Prompt evaluation integration: The prompt registry should integrate with the evaluation pipeline so that evaluation results are associated with specific prompt versions. A dashboard showing evaluation scores by prompt version is the core tool for prompt engineering at scale.
Environment promotion: Prompts, like code, should be promoted through environments — development, staging, production — with evaluation gates between environments. A prompt that fails evaluation in staging should not be promoted to production.
Without prompt management infrastructure, prompt engineering at scale becomes chaotic: teams make changes without tracking what changed, cannot detect regressions, and cannot reliably roll back when problems emerge.
34.4 Evaluation Harnesses
An evaluation harness is the infrastructure that measures AI system output quality systematically and continuously.

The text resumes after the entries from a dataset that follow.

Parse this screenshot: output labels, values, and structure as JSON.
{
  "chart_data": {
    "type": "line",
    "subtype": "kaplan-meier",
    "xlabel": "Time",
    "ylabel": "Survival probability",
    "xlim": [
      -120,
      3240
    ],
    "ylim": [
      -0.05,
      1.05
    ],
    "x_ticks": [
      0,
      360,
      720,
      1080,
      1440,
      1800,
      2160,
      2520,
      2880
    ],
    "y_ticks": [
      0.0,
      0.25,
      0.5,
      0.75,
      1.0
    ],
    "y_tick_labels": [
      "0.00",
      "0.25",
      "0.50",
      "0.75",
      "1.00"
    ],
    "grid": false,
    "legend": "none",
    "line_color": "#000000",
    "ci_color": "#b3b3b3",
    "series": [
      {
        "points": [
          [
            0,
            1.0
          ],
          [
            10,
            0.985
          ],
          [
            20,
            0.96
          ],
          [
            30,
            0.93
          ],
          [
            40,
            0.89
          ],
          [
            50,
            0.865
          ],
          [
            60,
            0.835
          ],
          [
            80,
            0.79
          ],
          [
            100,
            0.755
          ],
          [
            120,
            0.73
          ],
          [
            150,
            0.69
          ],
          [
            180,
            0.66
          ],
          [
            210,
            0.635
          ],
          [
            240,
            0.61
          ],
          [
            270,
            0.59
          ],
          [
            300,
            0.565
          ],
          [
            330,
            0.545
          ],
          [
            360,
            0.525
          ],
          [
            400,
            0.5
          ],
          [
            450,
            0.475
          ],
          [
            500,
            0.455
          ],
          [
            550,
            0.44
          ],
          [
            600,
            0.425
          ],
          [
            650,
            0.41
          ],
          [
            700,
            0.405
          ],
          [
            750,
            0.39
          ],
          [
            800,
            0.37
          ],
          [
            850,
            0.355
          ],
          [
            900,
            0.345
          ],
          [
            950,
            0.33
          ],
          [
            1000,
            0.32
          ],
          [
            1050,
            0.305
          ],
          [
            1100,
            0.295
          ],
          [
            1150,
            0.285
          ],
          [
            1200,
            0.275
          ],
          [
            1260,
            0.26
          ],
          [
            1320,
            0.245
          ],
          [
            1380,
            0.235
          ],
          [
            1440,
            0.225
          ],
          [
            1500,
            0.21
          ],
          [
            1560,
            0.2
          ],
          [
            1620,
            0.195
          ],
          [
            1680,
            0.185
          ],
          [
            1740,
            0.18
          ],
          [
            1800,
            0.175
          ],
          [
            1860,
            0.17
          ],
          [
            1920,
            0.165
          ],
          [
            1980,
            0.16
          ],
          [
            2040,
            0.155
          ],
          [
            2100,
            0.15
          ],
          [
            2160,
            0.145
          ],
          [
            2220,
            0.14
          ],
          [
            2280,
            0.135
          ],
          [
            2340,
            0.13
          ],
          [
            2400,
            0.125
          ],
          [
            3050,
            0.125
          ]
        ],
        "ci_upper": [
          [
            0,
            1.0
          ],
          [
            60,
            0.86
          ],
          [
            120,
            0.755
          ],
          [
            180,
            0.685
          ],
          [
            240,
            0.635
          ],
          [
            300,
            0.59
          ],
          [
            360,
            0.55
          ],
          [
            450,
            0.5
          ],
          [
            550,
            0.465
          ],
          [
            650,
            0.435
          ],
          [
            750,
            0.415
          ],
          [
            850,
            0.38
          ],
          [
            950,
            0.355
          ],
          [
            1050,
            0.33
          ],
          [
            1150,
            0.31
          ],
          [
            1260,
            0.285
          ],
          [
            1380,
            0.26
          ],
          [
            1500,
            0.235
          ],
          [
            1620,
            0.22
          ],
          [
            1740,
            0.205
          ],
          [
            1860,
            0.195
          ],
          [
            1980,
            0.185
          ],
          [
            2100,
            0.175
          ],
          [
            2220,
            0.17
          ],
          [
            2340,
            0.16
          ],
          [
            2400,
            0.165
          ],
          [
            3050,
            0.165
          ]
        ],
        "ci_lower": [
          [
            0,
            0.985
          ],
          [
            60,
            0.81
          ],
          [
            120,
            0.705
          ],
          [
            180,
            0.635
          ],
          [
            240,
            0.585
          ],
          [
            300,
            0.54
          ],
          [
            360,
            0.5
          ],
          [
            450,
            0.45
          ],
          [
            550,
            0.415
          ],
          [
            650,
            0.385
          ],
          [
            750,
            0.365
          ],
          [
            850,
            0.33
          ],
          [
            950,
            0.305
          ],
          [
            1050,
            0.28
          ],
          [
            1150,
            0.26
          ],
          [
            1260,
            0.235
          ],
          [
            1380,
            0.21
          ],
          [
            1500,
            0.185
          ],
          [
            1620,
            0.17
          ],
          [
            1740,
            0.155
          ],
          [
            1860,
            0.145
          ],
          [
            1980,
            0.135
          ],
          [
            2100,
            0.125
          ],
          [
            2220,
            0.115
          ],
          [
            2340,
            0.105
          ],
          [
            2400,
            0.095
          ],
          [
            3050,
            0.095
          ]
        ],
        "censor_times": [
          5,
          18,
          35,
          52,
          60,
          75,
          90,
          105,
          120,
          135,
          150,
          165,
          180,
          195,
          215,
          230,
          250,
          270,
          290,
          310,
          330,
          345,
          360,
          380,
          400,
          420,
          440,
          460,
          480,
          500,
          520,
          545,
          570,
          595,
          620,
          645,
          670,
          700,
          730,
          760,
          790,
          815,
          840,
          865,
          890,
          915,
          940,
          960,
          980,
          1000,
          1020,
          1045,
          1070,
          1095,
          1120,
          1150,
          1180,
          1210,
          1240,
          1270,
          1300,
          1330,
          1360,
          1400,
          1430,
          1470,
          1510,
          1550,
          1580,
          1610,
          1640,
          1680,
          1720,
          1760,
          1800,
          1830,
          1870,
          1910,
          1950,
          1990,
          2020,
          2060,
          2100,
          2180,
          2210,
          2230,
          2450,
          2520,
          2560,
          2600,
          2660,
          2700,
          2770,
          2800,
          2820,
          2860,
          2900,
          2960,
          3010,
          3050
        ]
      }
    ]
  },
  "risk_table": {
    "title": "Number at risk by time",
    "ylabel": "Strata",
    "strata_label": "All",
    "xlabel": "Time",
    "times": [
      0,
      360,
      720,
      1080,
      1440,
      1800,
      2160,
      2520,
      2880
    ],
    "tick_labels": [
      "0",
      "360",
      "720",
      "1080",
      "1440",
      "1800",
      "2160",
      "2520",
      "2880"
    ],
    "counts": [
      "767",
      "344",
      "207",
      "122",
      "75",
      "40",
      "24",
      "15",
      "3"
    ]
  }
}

It is the production monitoring system for AI, analogous to application performance monitoring in traditional systems.
Components of an evaluation harness:
Evaluation dataset management: storage and versioning of labeled input-output pairs used for evaluation. The dataset is a first-class artifact that must be versioned and maintained like code.
Evaluation runners: infrastructure that passes evaluation dataset inputs through the AI system and collects outputs. Runners should be integrated into the CI/CD pipeline so evaluation runs automatically on every prompt or model change.
Scoring: applying evaluation criteria to collected outputs. Scoring implementations include human rater interfaces (for manual evaluation), LLM-as-judge integrations (for automated semantic evaluation), and automated heuristic checks (for structural evaluation).
Results storage and trending: storing evaluation results with their associated prompt version, model version, and dataset version, and surfacing them in a dashboard that shows the score trend over time.
Integration with the deployment pipeline: Evaluation results should gate deployment. A prompt update that reduces evaluation scores below the acceptance threshold should not be deployable without explicit override.
34.5 Wiring the Components Together
The reference architecture for an enterprise RAG system:
Source documents → Document loaders → Chunkers → Embedding model → Vector database (ingestion path)
User query → Embedding model → Vector database similarity search → Context assembly → Prompt registry (retrieve current prompt template) → LLM → Response (retrieval path)
Response → Evaluation harness (sampling fraction) → Evaluation scores → Dashboard
This architecture is not prescriptive — real systems vary in how components are combined and where boundaries fall. But architects who understand each component's role can make substitution decisions (changing the embedding model, swapping vector databases, updating the LLM) without breaking the architecture's intended behavior.